We can't benefit from supercompensation until we fully recover from a workout and the body is ready for more stress. One of the general signs for telling when you're sufficiently recovered is when delayed onset muscle soreness (DOMS) has subsided. Muscle soreness from activity usually last anywhere from 24 to 72 hours. It can last longer but this all depends on the volume and intensity of an activity. Working around DOMS is one of the reasons many strength training programs follow a 2-3 day schedule where rest is taken at least a day or two in between workouts. This gives muscles ample time to rebuild completely so they aren't broken down again while they are still in a weakened condition. For many people, taking 24 to 48 hours off in between workouts is an easy to follow rule-of-thumb, yet does that leave us with 24 to 48 hours to completely ignore a fitness program? No, and learning what to do with that time in between can help keep you from missing out on any gains that can be made from your workouts.
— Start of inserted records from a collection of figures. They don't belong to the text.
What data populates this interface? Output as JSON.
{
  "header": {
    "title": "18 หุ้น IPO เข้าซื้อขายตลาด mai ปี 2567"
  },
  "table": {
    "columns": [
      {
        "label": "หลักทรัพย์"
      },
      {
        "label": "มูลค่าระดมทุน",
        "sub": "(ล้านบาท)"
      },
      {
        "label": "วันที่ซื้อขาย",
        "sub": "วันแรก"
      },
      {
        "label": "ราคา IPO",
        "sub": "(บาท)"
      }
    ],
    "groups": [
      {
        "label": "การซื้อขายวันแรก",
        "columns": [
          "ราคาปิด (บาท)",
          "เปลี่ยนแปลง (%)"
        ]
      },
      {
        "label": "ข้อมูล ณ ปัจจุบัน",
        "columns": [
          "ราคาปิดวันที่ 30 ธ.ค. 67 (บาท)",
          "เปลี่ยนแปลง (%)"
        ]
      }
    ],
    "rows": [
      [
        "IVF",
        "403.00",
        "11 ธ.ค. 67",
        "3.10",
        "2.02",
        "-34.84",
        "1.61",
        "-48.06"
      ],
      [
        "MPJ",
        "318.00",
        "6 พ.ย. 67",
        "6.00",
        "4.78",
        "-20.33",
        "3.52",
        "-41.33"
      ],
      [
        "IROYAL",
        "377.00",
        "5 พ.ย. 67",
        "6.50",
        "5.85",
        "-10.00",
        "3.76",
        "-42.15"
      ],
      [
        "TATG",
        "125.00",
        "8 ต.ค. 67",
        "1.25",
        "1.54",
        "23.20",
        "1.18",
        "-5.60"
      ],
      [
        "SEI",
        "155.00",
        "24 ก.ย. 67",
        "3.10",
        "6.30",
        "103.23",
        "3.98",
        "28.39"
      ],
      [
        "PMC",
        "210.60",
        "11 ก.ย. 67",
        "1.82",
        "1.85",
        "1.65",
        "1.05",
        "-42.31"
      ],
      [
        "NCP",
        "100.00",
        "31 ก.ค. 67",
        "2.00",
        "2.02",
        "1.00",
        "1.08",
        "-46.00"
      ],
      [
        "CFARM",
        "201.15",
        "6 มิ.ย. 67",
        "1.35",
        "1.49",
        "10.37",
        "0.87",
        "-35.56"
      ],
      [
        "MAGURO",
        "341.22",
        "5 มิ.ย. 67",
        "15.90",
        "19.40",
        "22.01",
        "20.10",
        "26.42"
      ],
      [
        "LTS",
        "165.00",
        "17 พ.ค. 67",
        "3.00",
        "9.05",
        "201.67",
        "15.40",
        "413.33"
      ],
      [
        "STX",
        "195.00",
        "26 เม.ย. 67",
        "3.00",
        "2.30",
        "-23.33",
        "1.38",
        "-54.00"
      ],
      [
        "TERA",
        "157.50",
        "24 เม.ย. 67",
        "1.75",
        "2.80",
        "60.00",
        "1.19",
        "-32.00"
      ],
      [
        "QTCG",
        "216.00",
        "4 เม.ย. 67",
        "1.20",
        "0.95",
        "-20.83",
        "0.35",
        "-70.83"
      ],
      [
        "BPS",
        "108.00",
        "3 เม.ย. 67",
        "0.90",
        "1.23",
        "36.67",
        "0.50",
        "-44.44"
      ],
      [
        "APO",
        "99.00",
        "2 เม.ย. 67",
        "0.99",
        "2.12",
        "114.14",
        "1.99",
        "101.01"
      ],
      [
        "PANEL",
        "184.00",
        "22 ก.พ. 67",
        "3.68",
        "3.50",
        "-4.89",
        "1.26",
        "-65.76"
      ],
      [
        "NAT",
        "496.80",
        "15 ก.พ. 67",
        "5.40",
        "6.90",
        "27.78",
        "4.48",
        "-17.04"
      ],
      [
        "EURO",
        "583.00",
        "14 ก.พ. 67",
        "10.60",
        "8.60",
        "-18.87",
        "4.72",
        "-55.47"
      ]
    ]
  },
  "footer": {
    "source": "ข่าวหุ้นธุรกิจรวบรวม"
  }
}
In some cases, we may really need to completely take a load off. Yet, in others, participating in other forms of physical and healthy activity may help reduce DOMS and speed up recovery. Gentle stretching, massage, and mobility work will help because those activities are intended to lengthen the tissue surrounding muscles which has a tendency to contract into defensive knots after receiving too much damage. The knots restrict range of motion (ROM) for the sake of protecting the body from further damage. Even though this response is intended to help the body adjust to its environment it cannot tell when it is doing more harm than good, perpetuating a vicious cycle where muscle damage restricts ROM making us more vulnerable to injury than we were before.
The other thought of simply going cold turkey from activity in order to recover may be good when a lot of pain and inflammation is present. However, complete avoidance of activity may not be recommended if soreness from a workout is manageable because muscles have tendency to repair themselves where they are left off. If they're left in a highly contracted and shortened position, then that will be the starting point for the following workout granted nothing is done to maintain their length. To put it briefly, it is important to keep moving during the days in between workouts because it will keep your muscles from turning to stone.
Finding a balance between what you do inside and outside of the gym is an on-going process that will always change. Some days you may just need some yoga. Some days you may feel more suited for a jog. Some days it's nice to not have to bear any weight at all. It's your choice but variety helps. It also depends on what all you do during the week. As an example, going for a 3 to 5 mile road-run every day in between workouts may not be the best plan if you want to develop lower body strength and power. Taking it down to just one or two runs a week with sufficient rest in between may be more manageable and just as beneficial.
We know there is a lot more that can be said about organizing a weekly fitness program. We hope that some of this information may at least push you to sit back and think about what all you're doing during the week and reflect on why you're doing it. If the activities don't correspond to your goals then you need to change them. If they do, but you're still not seeing results, then you may need to take a look at what else you're doing that could potentially interfere with your results, such as not taking a break.